Nebenbei ist diese Veranstaltung ein kleiner aber - wie ich finde - wichtiger Beitrag um der Stigmatisierung von Erkrankten entgegen zu wirken.

Was ist Trialog?

Trialog ist eine Gesprächsrunde in der sich drei Gruppen, die mit psychischen Erkrankungen zu tun haben, untereinander gleichberechtigt autauschen: die Betroffenen (Erkrankten), die Angehörigen der psychisch Erkrankten Menschen und die psychiatrischen Fachleute wie Ärzte / Ärztinnen, Psychologen / Psychologinnen, Therapeuten / Therapeutinnen und Pfleger / Pflegerinnen. Zu diesen Gruppen gesellen sich auch einige Genesungsbegleiter / Geneungsbegleiterinnen, die ja meist in wenigstens zwei der drei Gruppen zu verorten sind.

Trialog Depression Hamburg

In Hamburg gibt es bereits seit einigen Jahren zwei Trialog-Veranstaltungen: der "Trialog Borderline" und der "Bergedorfer Trialog". Als ich davon erfuhr, dass in Hamburg ein "Trialog Depression" fehlt, war in mir der Wunsch geweckt, einen solchen Trialog zu installieren. Warum sollte es ausgerechnet zu einer der häufigsten psychischen Erkrankungen keinen Trialog geben? Zusammen mit Mitarbeitern des Rauhen Hauses im Treffpunkt in der Nebendahlstraße erarbeitete ich ein Konzept und führe seit Juli 2016 diese Reihe durch. Mittlerweile kommen bis zu 60 Besucher zu dieser trialogischen Veranstaltung.

Trialog Depression Ahrensburg

Am 22. März 2018 fand durch Unterstützung der Eheleute-Schmöger-Stiftung der erste Trialog Depression im Marstall statt. Sechzig Betroffene, Angehörige, professionell Tätige und Interessierte waren der Einladung gefolgt und beteiligten sich teils rege an dem sehr guten Austausch. Das Thema des Abends lautete "Depression - wer erhofft sich was von wem?". In einige Beiträgen ging es auch im Anderes rund um Depression, was dem guten Austausch jedoch keinen Abbruch tat. Die Gesprächsführung hatte unsere ehemalige Bürgermeisterin Ursula Pepper inne, die auch die stellvertretende Stiftungsratsvorsitzende der Eheleute-Schmöger-Stiftung ist.

Der zweite Trialog Depression in Ahrensburg stand unter dem Thema "Depression und Arbeit - wie gelingt Teilhabe am Arbeitsleben?" und lockte im Dezember 2018 fast 90 Besucher an.
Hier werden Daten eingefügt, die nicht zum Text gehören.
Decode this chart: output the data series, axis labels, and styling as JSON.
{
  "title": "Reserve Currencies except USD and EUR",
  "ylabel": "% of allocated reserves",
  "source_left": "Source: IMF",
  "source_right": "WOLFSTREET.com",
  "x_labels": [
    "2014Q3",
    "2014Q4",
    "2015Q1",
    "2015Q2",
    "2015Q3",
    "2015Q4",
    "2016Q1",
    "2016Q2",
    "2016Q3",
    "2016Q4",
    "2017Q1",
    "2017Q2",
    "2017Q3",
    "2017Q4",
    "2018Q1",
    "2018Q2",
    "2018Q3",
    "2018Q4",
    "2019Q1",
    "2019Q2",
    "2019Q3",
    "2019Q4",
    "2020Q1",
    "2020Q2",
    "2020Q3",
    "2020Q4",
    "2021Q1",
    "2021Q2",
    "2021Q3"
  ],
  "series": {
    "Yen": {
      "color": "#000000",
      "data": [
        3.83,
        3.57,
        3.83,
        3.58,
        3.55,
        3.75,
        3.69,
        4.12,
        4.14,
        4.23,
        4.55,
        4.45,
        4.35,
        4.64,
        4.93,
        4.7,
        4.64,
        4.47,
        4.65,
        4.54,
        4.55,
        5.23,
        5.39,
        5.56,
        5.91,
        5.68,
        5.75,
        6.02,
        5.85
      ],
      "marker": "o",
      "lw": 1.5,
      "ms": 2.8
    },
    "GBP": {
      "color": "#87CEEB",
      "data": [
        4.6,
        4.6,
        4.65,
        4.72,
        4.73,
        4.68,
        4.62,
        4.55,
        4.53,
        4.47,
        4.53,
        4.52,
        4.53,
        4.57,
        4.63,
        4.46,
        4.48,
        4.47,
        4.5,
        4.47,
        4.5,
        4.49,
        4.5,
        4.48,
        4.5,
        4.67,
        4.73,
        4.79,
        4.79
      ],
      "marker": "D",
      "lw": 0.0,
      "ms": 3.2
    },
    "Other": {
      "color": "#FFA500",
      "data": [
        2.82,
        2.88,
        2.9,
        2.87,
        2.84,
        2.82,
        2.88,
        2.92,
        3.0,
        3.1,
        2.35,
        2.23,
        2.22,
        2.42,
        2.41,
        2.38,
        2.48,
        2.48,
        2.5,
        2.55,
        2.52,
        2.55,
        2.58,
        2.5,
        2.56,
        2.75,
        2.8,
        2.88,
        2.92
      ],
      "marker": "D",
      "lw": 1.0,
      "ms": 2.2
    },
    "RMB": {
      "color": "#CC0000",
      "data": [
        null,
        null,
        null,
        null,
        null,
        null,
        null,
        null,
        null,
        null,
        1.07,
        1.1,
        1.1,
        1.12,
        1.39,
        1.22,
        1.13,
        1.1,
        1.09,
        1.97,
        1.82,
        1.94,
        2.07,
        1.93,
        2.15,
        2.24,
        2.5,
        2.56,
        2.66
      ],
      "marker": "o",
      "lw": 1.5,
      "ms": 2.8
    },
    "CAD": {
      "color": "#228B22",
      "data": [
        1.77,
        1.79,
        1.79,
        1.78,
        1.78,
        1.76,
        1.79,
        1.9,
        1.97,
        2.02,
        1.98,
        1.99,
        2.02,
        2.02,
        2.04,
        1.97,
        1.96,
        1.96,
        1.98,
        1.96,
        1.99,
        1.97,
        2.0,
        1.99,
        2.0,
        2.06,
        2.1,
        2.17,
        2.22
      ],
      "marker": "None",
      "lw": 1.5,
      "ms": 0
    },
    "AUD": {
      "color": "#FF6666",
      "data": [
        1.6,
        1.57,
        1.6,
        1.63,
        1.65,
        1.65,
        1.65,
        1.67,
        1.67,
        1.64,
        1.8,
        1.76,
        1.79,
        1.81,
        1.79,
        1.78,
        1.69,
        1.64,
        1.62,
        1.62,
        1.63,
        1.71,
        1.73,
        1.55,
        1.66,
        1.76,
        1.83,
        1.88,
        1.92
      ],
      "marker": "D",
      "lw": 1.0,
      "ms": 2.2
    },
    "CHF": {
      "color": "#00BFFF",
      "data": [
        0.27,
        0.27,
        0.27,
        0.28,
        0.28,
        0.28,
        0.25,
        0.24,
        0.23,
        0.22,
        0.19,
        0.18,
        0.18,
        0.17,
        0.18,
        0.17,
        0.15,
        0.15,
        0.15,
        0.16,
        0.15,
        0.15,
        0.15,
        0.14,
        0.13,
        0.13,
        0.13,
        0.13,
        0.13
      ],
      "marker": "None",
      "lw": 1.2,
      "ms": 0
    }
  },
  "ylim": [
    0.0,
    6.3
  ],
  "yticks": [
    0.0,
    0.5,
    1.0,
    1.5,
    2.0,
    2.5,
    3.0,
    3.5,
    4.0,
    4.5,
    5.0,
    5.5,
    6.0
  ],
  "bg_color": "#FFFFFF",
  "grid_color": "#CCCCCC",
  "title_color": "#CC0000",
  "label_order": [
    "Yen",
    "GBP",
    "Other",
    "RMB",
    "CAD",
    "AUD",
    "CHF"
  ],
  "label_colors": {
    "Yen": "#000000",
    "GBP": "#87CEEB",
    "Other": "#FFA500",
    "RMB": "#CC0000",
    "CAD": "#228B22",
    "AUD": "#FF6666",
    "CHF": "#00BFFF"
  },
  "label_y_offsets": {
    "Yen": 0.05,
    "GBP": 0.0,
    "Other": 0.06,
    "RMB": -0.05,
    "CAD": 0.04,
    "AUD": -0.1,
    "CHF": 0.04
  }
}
Es entstand ein reger Austausch, der einen Widerhall im Hamburger Abendblatt fand. Dazu habe ich auf dieser Seite einen eigenen Beitrag geschrieben.

Momentan laufen die Vorbereitungen zum 3. Trialog Depression in Ahrensburg. Das Thema "Depression und Arbeit - wie gelingt "neu" Teilhabe am Leben durch Arbeit?" wird sich mit dem Themenbereich befassen, was passiert, wenn ich nicht mehr am ersten Arbeitsmarkt teilhaben kann oder möchte. Als Termin wurde der 9. Mai 2019  um 19:00 Uhr festgesetzt. Dieses Mal treffen wir uns im Peter-Rantzau-Haus im großen Saal.